Benefit of Cost-Benefit Analysis

Sure, it slows down decisions. Sure, it's difficult to do.

But exactly why does anybody not want to make a stab at figuring out whether the costs outweigh the benefits of changes that radically reshape an industry, an economy and the lives that have to work (and benefit) within them?

On Friday, the Investment Company Institute and the U.S. Chamber of Commerce were scheduled to go into U.S. District Court in the District of Columbia to have their case heard about whether regulations being enacted by the Commodity Futures Trading Commission on registered investment companies were necessary or redundant.

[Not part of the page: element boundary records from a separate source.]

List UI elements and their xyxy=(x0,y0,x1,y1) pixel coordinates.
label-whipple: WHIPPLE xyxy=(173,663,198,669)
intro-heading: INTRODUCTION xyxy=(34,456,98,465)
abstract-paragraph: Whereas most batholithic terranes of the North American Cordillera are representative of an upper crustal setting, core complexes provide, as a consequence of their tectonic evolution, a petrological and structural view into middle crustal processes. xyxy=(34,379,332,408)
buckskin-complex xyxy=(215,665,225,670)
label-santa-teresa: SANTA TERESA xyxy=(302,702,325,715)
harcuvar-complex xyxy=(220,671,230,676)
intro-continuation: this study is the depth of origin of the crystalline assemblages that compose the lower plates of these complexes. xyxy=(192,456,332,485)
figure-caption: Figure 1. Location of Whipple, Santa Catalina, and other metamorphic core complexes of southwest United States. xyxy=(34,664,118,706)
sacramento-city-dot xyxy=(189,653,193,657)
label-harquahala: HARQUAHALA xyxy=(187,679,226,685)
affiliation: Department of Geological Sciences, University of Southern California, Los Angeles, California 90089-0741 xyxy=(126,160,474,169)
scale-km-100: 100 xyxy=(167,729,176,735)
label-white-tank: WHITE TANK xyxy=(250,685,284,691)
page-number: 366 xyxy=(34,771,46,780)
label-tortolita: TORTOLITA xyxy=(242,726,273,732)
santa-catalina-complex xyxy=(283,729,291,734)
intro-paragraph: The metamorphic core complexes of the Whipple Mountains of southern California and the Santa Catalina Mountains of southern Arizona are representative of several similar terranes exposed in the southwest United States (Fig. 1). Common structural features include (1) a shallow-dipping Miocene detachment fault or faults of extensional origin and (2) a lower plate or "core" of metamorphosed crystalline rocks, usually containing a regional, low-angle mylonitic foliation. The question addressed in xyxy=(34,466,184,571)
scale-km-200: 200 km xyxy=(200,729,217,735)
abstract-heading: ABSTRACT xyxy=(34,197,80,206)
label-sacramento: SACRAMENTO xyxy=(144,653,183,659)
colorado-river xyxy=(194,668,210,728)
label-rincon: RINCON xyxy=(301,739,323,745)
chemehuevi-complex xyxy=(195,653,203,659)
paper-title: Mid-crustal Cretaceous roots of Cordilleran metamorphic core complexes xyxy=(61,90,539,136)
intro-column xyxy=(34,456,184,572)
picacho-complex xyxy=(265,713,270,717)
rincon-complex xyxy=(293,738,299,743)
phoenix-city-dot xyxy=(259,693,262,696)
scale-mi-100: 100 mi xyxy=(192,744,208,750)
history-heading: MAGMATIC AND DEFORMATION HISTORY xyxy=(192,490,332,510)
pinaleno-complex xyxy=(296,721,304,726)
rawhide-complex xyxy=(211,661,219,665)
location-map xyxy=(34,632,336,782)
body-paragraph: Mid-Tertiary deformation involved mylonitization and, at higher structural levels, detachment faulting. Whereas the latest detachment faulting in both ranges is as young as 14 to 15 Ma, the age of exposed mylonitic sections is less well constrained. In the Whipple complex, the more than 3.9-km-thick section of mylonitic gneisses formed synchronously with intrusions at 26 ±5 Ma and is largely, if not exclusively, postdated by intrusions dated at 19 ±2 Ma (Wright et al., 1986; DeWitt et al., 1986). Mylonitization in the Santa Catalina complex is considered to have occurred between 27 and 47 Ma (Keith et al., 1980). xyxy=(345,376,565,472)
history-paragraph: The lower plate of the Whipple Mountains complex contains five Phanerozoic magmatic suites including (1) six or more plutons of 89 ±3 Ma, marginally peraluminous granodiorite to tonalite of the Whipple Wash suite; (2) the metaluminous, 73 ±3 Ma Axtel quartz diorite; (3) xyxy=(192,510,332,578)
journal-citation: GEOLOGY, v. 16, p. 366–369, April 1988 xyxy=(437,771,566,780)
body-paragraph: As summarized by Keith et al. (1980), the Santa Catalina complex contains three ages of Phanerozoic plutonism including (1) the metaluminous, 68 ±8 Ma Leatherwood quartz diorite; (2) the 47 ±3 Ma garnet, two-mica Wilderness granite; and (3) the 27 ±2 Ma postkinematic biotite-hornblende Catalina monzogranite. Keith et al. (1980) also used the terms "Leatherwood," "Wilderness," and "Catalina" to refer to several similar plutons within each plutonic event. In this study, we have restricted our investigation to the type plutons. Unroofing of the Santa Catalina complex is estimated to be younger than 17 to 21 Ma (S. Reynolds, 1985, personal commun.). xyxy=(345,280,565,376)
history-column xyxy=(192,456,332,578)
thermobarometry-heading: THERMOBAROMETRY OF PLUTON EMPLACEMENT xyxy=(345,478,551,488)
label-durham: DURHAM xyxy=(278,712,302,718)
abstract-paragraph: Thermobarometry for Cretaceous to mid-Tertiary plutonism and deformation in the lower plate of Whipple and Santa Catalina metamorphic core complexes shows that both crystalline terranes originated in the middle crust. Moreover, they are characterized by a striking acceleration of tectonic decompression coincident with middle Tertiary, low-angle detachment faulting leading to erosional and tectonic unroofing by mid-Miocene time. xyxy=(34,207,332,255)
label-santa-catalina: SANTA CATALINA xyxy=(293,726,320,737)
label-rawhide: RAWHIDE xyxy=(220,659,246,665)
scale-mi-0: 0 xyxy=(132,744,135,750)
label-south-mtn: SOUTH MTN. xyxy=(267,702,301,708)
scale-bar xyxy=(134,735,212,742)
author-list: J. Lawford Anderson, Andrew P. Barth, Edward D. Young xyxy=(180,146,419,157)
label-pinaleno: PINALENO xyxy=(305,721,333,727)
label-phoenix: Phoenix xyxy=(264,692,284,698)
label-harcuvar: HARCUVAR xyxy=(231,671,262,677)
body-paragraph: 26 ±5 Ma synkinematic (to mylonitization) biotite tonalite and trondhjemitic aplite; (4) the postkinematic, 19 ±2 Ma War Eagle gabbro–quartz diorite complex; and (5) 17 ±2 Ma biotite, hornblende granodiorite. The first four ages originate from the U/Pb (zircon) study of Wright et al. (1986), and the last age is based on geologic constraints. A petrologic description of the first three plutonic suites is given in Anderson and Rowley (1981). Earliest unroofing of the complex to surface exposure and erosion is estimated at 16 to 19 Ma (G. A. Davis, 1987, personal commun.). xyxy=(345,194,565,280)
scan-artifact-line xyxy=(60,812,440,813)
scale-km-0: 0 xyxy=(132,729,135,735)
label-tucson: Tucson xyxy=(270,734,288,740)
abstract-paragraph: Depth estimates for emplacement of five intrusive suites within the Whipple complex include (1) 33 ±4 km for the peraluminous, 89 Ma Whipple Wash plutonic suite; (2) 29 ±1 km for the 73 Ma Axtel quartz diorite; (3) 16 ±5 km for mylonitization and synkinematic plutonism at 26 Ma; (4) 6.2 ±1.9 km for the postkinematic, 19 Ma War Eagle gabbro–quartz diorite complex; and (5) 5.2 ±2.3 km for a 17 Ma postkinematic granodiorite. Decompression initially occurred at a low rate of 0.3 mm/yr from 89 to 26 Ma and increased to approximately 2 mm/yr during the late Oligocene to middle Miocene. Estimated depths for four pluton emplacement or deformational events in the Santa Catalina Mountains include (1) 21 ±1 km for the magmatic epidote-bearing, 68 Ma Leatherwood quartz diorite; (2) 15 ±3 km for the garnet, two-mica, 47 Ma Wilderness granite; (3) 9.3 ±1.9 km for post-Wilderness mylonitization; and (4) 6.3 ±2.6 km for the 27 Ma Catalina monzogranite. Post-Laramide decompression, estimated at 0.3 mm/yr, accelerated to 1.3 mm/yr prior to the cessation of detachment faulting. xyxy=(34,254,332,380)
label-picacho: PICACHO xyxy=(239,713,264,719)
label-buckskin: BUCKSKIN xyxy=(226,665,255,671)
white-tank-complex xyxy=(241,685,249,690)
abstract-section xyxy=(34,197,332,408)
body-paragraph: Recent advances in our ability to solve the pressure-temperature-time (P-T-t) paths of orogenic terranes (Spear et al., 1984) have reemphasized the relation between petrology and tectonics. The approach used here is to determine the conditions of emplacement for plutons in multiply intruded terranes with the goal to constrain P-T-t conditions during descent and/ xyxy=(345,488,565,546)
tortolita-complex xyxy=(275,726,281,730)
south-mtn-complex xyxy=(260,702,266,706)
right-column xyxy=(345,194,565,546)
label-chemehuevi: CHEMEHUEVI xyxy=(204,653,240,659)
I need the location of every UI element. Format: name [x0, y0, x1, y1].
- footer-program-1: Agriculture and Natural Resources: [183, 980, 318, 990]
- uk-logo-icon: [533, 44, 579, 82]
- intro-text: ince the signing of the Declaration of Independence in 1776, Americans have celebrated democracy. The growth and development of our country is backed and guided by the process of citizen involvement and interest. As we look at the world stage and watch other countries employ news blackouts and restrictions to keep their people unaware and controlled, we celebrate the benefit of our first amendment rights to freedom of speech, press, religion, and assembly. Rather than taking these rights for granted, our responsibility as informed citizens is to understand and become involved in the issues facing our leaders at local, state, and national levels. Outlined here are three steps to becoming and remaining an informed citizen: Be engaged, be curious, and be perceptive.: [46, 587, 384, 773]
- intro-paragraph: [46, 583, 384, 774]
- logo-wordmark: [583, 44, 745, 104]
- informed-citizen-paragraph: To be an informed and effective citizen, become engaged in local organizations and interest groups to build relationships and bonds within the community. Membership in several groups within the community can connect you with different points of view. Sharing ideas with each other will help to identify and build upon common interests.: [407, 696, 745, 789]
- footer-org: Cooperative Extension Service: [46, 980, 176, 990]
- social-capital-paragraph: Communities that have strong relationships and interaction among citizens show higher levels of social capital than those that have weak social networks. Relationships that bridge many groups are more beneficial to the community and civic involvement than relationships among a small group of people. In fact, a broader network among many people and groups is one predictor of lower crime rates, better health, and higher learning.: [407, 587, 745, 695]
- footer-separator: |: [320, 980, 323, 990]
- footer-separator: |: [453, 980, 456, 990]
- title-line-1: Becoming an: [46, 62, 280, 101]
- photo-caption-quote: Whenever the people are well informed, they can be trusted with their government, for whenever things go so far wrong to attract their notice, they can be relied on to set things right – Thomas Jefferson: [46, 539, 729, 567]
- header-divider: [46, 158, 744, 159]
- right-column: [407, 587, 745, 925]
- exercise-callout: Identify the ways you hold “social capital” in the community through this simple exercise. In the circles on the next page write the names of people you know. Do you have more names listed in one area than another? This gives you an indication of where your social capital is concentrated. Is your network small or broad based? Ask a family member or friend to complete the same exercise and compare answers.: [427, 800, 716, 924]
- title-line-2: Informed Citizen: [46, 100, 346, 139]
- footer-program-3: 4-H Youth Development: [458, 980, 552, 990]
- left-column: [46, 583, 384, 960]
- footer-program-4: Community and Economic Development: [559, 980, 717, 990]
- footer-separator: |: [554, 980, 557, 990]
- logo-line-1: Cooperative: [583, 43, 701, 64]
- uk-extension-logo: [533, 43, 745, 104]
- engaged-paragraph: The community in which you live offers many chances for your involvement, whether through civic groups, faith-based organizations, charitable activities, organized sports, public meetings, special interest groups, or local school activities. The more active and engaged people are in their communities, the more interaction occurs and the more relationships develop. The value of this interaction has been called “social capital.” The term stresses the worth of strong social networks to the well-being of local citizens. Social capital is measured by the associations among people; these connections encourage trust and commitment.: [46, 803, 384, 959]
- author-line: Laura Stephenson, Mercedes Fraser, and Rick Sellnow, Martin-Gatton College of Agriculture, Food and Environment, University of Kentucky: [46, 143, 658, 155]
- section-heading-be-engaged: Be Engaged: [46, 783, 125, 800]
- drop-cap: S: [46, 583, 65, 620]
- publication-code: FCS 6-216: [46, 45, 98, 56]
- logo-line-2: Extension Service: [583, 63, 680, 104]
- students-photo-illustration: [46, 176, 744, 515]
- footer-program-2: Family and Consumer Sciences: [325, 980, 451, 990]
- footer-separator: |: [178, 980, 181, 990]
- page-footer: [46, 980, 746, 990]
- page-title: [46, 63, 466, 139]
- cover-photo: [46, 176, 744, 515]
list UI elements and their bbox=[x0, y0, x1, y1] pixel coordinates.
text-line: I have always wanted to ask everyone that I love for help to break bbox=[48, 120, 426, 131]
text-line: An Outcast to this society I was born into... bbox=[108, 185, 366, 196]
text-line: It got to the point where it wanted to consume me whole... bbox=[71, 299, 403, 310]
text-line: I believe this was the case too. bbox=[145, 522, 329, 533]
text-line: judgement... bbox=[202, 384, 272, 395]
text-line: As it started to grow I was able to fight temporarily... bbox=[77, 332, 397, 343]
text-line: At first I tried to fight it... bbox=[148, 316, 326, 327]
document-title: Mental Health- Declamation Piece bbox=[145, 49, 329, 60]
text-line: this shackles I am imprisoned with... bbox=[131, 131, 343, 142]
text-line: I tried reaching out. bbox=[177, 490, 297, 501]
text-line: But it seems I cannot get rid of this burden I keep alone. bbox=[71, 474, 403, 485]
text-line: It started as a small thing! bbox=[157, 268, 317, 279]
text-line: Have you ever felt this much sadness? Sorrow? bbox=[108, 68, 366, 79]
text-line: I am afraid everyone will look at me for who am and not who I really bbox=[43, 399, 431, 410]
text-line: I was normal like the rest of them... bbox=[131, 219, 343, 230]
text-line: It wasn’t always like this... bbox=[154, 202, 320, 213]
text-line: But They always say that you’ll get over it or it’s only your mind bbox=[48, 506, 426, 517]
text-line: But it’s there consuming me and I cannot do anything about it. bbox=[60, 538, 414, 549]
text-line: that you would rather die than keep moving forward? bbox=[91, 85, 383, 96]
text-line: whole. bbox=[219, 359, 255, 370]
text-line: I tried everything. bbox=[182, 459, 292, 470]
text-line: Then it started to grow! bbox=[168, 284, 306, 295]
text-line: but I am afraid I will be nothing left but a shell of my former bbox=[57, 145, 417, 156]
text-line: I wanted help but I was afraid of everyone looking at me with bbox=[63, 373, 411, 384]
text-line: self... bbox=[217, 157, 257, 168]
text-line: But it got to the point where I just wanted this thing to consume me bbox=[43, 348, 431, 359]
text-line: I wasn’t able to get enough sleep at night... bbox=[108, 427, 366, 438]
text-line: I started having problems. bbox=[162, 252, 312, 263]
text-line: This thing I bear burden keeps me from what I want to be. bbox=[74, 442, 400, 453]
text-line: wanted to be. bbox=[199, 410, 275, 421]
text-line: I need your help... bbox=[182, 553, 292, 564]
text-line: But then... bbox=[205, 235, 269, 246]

The ICI and the Chamber of Commerce are asking the court to require the CFTC to weigh the costs of the new rules against the benefits, before allowing them to take effect. They contend that mutual funds and exchange-traded funds are already sufficiently regulated by the Securities and Exchange Commission and additional regulation by the CFTC would be duplicative, unnecessary and de facto costly.

And to what end?

"The CFTC failed to satisfy its statutory obligation to weigh the costs and benefits of this new regulation," said Eugene Scalia, partner at Gibson, Dunn & Crutcher. "The agency imposed burdensome new requirements without showing that they are necessary, or even that they will be helpful to investors. What's more, just a few years ago the CFTC determined that similar requirements had adverse effects on the markets."

That kind of in-your-face response to regulators, who honestly are trying to make financial markets work safely, does not sit well with those who try to protect the public interest.

Wall Street interests are ''bastardizing'' the ''regulatory rule-making process'' spawned by the 2010 Dodd-Frank Wall Street Reform Act, CFTC member Bart Chilton has contended, in public.

"The thing about cost benefit analyses is, they are important to do,'' Chilton said on stage at the Javits Convention Center in New York in March. "But I think they've become sort of a scapegoat for trying to delay the process here."

It's a funky thing, that. The law actually requires cost-benefit analyses on significant new regulations.

Yet, time and time again, regulators want to argue words, not numbers.